E come si rubano i dati aziendali? Sfruttando gli end point.

I terminali da cui si collegano i dipendenti aziendali, da remoto nello Smart Working, i dispositivi IoT, le stampanti connesse in rete.

Qualsiasi dispositivo che abbia i privilegi di accesso per accedere ai SaaS, software-as-a-service, i cui dati risiedono sul cloud.

I criminali informatici sfruttano l’emotività, lo stress del dipendente in lockdown che riceve una mail apparentemente innocua.

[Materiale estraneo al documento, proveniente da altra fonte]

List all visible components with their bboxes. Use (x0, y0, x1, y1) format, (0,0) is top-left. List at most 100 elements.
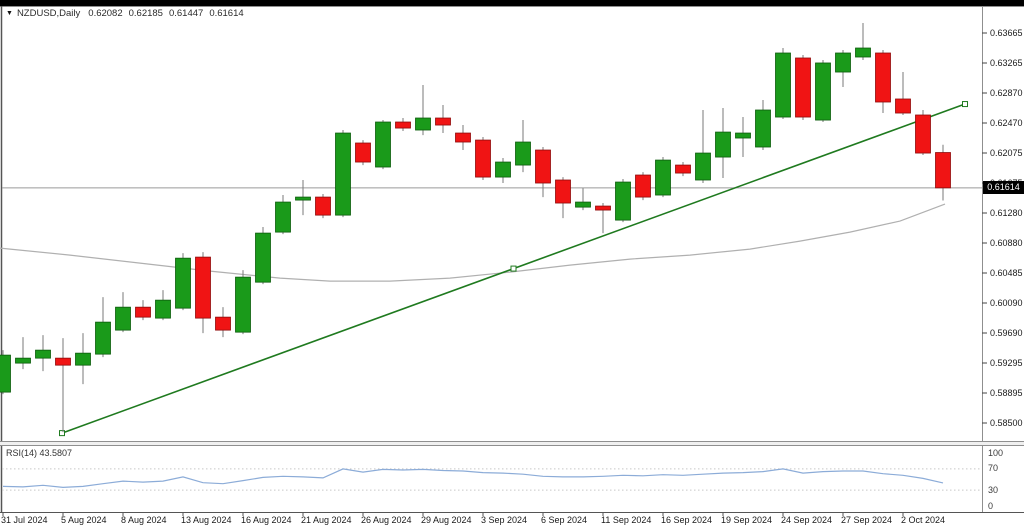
symbol-timeframe-label: NZDUSD,Daily (16, 8, 81, 19)
candle-body (775, 52, 791, 118)
svg-text:0.62075: 0.62075 (990, 148, 1023, 158)
svg-text:6 Sep 2024: 6 Sep 2024 (541, 515, 587, 525)
panel-borders (0, 6, 1024, 513)
candle-body (515, 141, 531, 166)
candle-body (555, 179, 571, 204)
candle-body (15, 357, 31, 364)
candle-body (935, 152, 951, 189)
rsi-layer (2, 468, 982, 491)
svg-text:0.62470: 0.62470 (990, 118, 1023, 128)
candle-body (855, 47, 871, 58)
ma-line (0, 203, 946, 282)
candle-body (35, 349, 51, 359)
ohlc-close: 0.61614 (209, 8, 244, 19)
time-axis[interactable]: 31 Jul 2024 5 Aug 2024 8 Aug 2024 13 Aug 20… (1, 512, 945, 525)
svg-text:24 Sep 2024: 24 Sep 2024 (781, 515, 832, 525)
ohlc-high: 0.62185 (128, 8, 163, 19)
rsi-curve (2, 468, 944, 489)
candle-body (475, 139, 491, 178)
candle-body (675, 164, 691, 174)
svg-text:8 Aug 2024: 8 Aug 2024 (121, 515, 167, 525)
candle-body (595, 205, 611, 211)
svg-text:5 Aug 2024: 5 Aug 2024 (61, 515, 107, 525)
candle-body (495, 161, 511, 178)
candle-body (615, 181, 631, 221)
window-top-border (0, 0, 1024, 6)
candles-layer (0, 22, 951, 433)
current-price-badge: 0.61614 (983, 181, 1024, 194)
svg-text:0.58500: 0.58500 (990, 418, 1023, 428)
candle-body (295, 196, 311, 201)
svg-text:0.58895: 0.58895 (990, 388, 1023, 398)
candle-body (215, 316, 231, 331)
svg-text:0.61280: 0.61280 (990, 208, 1023, 218)
svg-text:2 Oct 2024: 2 Oct 2024 (901, 515, 945, 525)
svg-text:13 Aug 2024: 13 Aug 2024 (181, 515, 232, 525)
svg-text:100: 100 (988, 448, 1003, 458)
candle-body (655, 159, 671, 196)
trendline-anchor-handle[interactable] (962, 101, 968, 108)
svg-text:0.63665: 0.63665 (990, 28, 1023, 38)
candle-body (575, 201, 591, 208)
candle-body (135, 306, 151, 318)
candle-body (255, 232, 271, 283)
candle-body (535, 149, 551, 184)
candle-body (75, 352, 91, 366)
svg-text:26 Aug 2024: 26 Aug 2024 (361, 515, 412, 525)
svg-text:30: 30 (988, 485, 998, 495)
symbol-dropdown-icon[interactable]: ▼ (6, 10, 13, 17)
candle-body (355, 142, 371, 163)
rsi-indicator-label: RSI(14) 43.5807 (6, 448, 73, 458)
candle-body (875, 52, 891, 103)
candle-body (915, 114, 931, 154)
candle-body (635, 174, 651, 198)
svg-text:27 Sep 2024: 27 Sep 2024 (841, 515, 892, 525)
candle-body (95, 321, 111, 355)
chart-title-row: ▼ NZDUSD,Daily 0.62082 0.62185 0.61447 0.6161… (6, 8, 250, 20)
svg-text:0.62870: 0.62870 (990, 88, 1023, 98)
candle-body (395, 121, 411, 129)
trendline-anchor-handle[interactable] (59, 430, 65, 437)
price-axis[interactable]: 0.63665 0.63265 0.62870 0.62470 0.62075 0.616… (982, 28, 1023, 428)
trendline[interactable] (59, 101, 968, 437)
svg-text:21 Aug 2024: 21 Aug 2024 (301, 515, 352, 525)
svg-text:29 Aug 2024: 29 Aug 2024 (421, 515, 472, 525)
candle-body (795, 57, 811, 118)
candle-body (55, 357, 71, 366)
svg-text:0.60485: 0.60485 (990, 268, 1023, 278)
candle-body (175, 257, 191, 309)
svg-text:0.59690: 0.59690 (990, 328, 1023, 338)
svg-text:16 Sep 2024: 16 Sep 2024 (661, 515, 712, 525)
candle-body (275, 201, 291, 233)
candle-body (715, 131, 731, 158)
candle-body (735, 132, 751, 139)
svg-text:0.63265: 0.63265 (990, 58, 1023, 68)
candle-body (0, 354, 11, 393)
candle-body (335, 132, 351, 216)
svg-text:31 Jul 2024: 31 Jul 2024 (1, 515, 48, 525)
svg-text:19 Sep 2024: 19 Sep 2024 (721, 515, 772, 525)
svg-text:0.60880: 0.60880 (990, 238, 1023, 248)
candle-body (375, 121, 391, 168)
candle-body (115, 306, 131, 331)
svg-text:70: 70 (988, 463, 998, 473)
ohlc-low: 0.61447 (168, 8, 204, 19)
candle-body (155, 299, 171, 319)
rsi-scale[interactable]: 100 70 30 0 (988, 448, 1003, 511)
trendline-anchor-handle[interactable] (510, 265, 517, 272)
candle-body (315, 196, 331, 216)
candle-body (695, 152, 711, 181)
svg-text:3 Sep 2024: 3 Sep 2024 (481, 515, 527, 525)
candle-body (815, 62, 831, 121)
candle-body (195, 256, 211, 319)
candle-body (835, 52, 851, 73)
svg-text:11 Sep 2024: 11 Sep 2024 (601, 515, 651, 525)
svg-text:0.59295: 0.59295 (990, 358, 1023, 368)
candle-body (435, 117, 451, 126)
candle-body (235, 276, 251, 333)
candle-body (415, 117, 431, 131)
candle-body (755, 109, 771, 148)
ohlc-open: 0.62082 (88, 8, 123, 19)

I poveri malcapitati cliccano su un link e fanno la frittata. Oppure sfruttano l’incompetenza e la superficialità di chi si collega alla rete aziendale da remoto, usando chissà quali reti WiFi.

Cloud Access Management: lo strumento indispensabile

Così, è chiaro che gli strumenti di gestione delle identità e le policy d’accesso al cloud diventano fondamentali per tutelarsi dalla nota “responsabilità condivisa”.

Oltre agli utilizzatori “passivi” del cloud, per cui si deve definire chiaramente e dettagliatamente cosa possono fare sul cloud, un pericolo sono anche gli utilizzatori “attivi” del cloud.

Parliamo degli sviluppatori, che non è detto abbiano competenze di sicurezza, che personalizzano i servizi SaaS in cloud. Parliamo dei responsabili IT che non hanno protetto adeguatamente i file di configurazione dei servizi applicativi.

I criminali tenderanno a impossessarsi delle identità e dei privilegi di queste figure e, quando ci riusciranno, avranno campo aperto.

Potranno insinuarsi nella rete aziendale e rimanere silenti per mesi, in attesa del passaggio di dati interessanti da rubare. Potranno modificare i file di configurazione dei servizi e provocare pesanti malfunzionamenti ai sistemi It aziendali.

Insomma, attenzione, per il principio di responsabilità condivisa nessuno tra Service Provider, partner IT e azienda cliente si può sottrarre dal non considerare seriamente il problema della sicurezza nel cloud.